Indian farmers opposed reforms which, according to them, threaten their livelihoods. Today, they pushed against the changes with nationwide protests, as it was this day a year ago when the laws on the liberalisation of the sector were introduced.
For 10 months, tens of thousands of farmers have camped out on major highways around New Delhi to oppose the laws in the longest-running growers’ protest against Prime Minister Narendra Modi‘s government. In Noida, a New Delhi satellite town, farmers confronted police and pushed past them to break through barricades.
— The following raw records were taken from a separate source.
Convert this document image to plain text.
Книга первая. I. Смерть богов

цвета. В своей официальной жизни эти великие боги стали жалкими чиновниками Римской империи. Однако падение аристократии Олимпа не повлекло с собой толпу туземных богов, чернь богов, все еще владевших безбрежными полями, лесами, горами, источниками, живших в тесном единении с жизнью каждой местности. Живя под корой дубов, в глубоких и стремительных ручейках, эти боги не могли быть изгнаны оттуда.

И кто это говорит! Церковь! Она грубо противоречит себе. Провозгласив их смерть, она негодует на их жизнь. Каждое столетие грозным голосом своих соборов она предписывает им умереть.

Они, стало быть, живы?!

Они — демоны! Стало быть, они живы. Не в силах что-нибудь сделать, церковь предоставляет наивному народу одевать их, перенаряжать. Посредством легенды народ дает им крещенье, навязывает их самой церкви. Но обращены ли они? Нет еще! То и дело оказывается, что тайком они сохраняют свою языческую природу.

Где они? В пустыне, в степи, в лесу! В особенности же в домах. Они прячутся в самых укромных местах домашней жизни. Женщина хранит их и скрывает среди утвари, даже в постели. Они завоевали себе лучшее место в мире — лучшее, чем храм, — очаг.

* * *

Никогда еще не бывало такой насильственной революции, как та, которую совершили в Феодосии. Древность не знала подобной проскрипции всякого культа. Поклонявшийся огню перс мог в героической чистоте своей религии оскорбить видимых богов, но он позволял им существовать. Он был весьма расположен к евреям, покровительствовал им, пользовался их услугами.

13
In Gurgaon farmers thronged onto a road and blocked traffic, while protesters stormed into a railway station in the northern outskirts of New Delhi, according to witnesses.
This month, more than 500,000 farmers attended a rally in the most populous state of Uttar Pradesh, the biggest yet in the protest campaign, to step up pressure on Modi’s administration to repeal the laws, as The Kathmandu Post reports.
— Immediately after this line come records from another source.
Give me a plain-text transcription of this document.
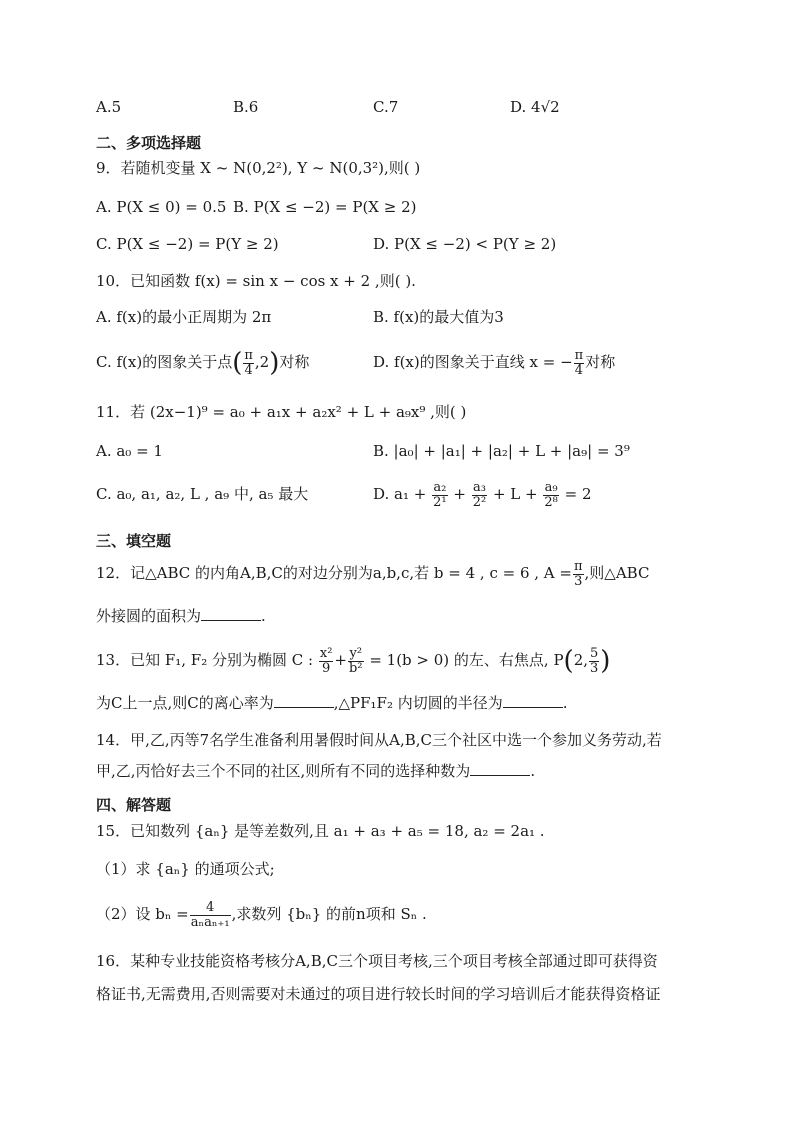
A.5	B.6	C.7	D. 4√2
二、多项选择题
9．若随机变量 X ~ N(0,2²), Y ~ N(0,3²),则( )
A. P(X ≤ 0) = 0.5 B. P(X ≤ −2) = P(X ≥ 2)
C. P(X ≤ −2) = P(Y ≥ 2)	D. P(X ≤ −2) < P(Y ≥ 2)
10．已知函数 f(x) = sin x − cos x + 2 ,则( ).
A. f(x)的最小正周期为 2π	B. f(x)的最大值为3
C. f(x)的图象关于点( $\frac{\pi}{4} ,2$)对称	D. f(x)的图象关于直线 x = − $\frac{\pi}{4}$ 对称
11．若 (2x−1)⁹ = a₀ + a₁x + a₂x² + L + a₉x⁹ ,则( )
A. a₀ = 1	B. |a₀| + |a₁| + |a₂| + L + |a₉| = 3⁹
C. a₀, a₁, a₂, L , a₉ 中, a₅ 最大	D. $a_1 + \frac{\text{a₂}}{\text{2¹}} + \frac{\text{a₃}}{\text{2²}} + L + \frac{\text{a₉}}{\text{2⁸}} = 2$
三、填空题
12．记△ABC 的内角A,B,C的对边分别为a,b,c,若 b = 4 , c = 6 , $A = \frac{\pi}{3}$ ,则△ABC
外接圆的面积为	.
13．已知 F₁, F₂ 分别为椭圆 C : $\frac{\text{x²}}{9} + \frac{\text{y²}}{\text{b²}} = 1(b > 0)$ 的左、右焦点, P(2, $\frac{5}{3}$ )
为C上一点,则C的离心率为	,△PF₁F₂ 内切圆的半径为	.
14．甲,乙,丙等7名学生准备利用暑假时间从A,B,C三个社区中选一个参加义务劳动,若
甲,乙,丙恰好去三个不同的社区,则所有不同的选择种数为	.
四、解答题
15．已知数列 {aₙ} 是等差数列,且 a₁ + a₃ + a₅ = 18, a₂ = 2a₁ .
（1）求 {aₙ} 的通项公式;
（2）设 bₙ =	4
aₙaₙ₊₁ ,求数列 {bₙ} 的前n项和 Sₙ .
16．某种专业技能资格考核分A,B,C三个项目考核,三个项目考核全部通过即可获得资
格证书,无需费用,否则需要对未通过的项目进行较长时间的学习培训后才能获得资格证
The legislation, introduced in September last year, deregulates the agriculture sector and allows farmers to sell products to buyers beyond government-regulated wholesale markets, where growers are assured of a minimum price. Small farmers say the changes make them vulnerable to competition from big businesses. To date, nearly a dozen opposition parties have already supported the farmers’ protest to repeal the laws.